By Marie Woolf and Sophie Goodchild
Published: 02 July 2006
Excerpted from The Independent:
"Fertility clinics are to be told to provide IVF treatment to all women, even when they do not have a male partner, under radical reforms backed by MPs.
A powerful coalition of MPs from all parties will call tomorrow for the scrapping of a legal requirement that clinics consider "the need for a father" when assessing whether to offer IVF.
MPs will publicly demand a change to the law which they say discriminates against single women and lesbians. Government sources indicated yesterday they will look again at the legal requirement, introduced under the last Tory government, which says a child's "need for a father" must be considered when women apply for IVF.
The change in the law, to be discussed on the floor of the House of Commons, is backed by expert bodies including the Royal College of Obstetricians and Gynaecologists and the British Association of Social Workers, which want the child's need for a father to be replaced by "the need for a family"."
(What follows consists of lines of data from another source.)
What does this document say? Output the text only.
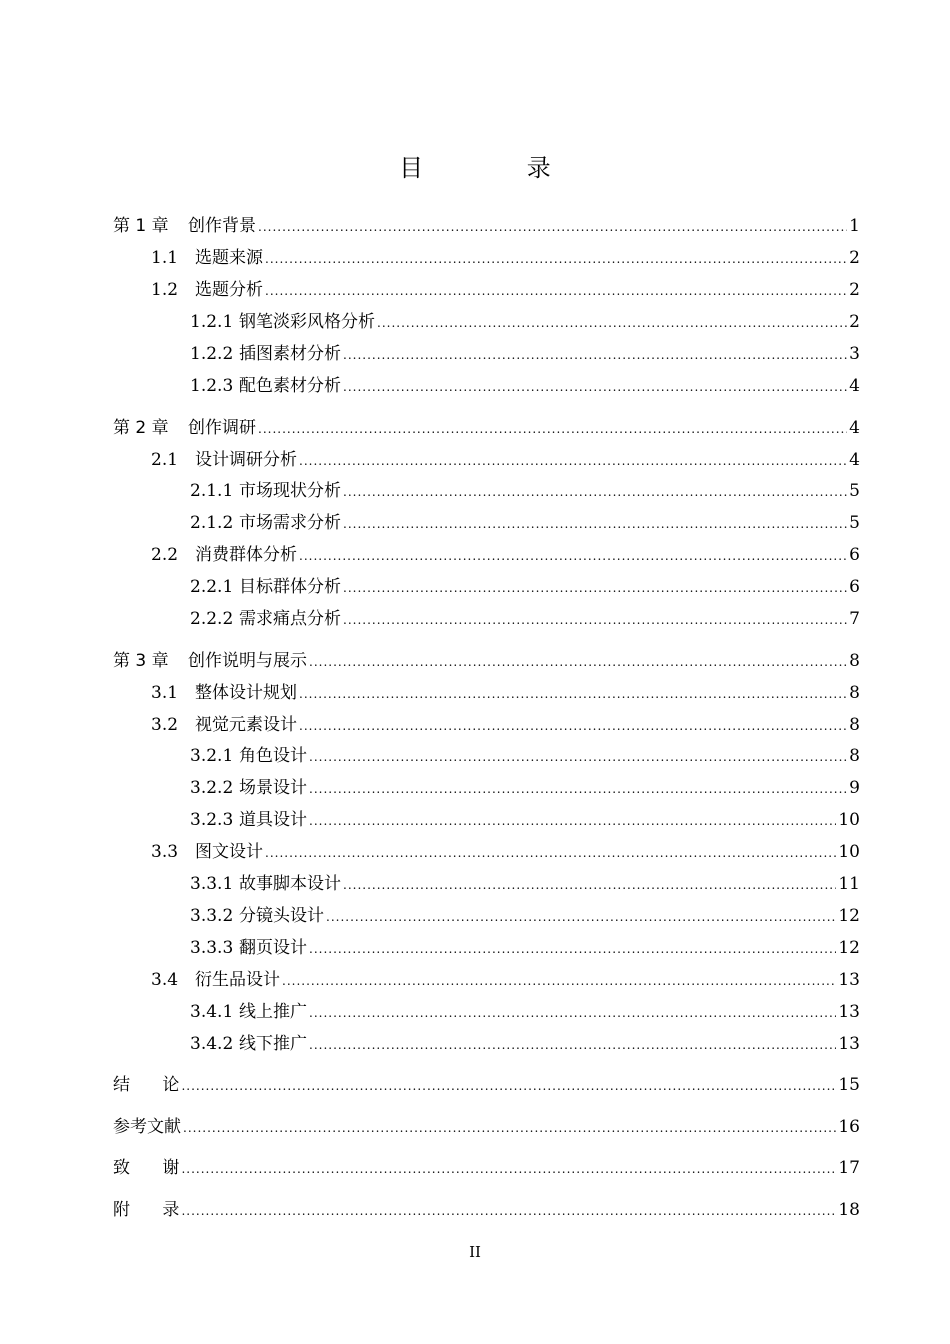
目 录
第 1 章	创作背景 .....	1
1.1 选题来源 .....	2
1.2 选题分析 .....	2
1.2.1 钢笔淡彩风格分析 .....	2
1.2.2 插图素材分析 .....	3
1.2.3 配色素材分析 .....	4
第 2 章	创作调研 .....	4
2.1 设计调研分析 .....	4
2.1.1 市场现状分析 .....	5
2.1.2 市场需求分析 .....	5
2.2 消费群体分析 .....	6
2.2.1 目标群体分析 .....	6
2.2.2 需求痛点分析 .....	7
第 3 章	创作说明与展示 .....	8
3.1 整体设计规划 .....	8
3.2 视觉元素设计 .....	8
3.2.1 角色设计 .....	8
3.2.2 场景设计 .....	9
3.2.3 道具设计 .....	10
3.3 图文设计 .....	10
3.3.1 故事脚本设计 .....	11
3.3.2 分镜头设计 .....	12
3.3.3 翻页设计 .....	12
3.4 衍生品设计 .....	13
3.4.1 线上推广 .....	13
3.4.2 线下推广 .....	13
结      论 .....	15
参考文献 .....	16
致      谢 .....	17
附      录 .....	18
II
My first reaction was that of surprise that single women and lesbian couples could not until this point access IVF in what I guess are public / govt clinics, as I know of women in the UK already trying. I guess they have been using private clinics. My second reaction is that I am guessing this will put added strain on the already diminished access to donor sperm in the UK. And that I find disheartening.
Single women can undergo IVF in NHS (government) hospitals, but only as private, paying patients.
ReplyDeleteBritish couples are entitled to one free try of IVF if the woman is under forty, but not all NHS hospitals provide this.
The NHS paid for my IVF drugs this cycle, but not the treatment. That's because the drugs are available as a prescription at the discretion of the GP. And my GP likes me.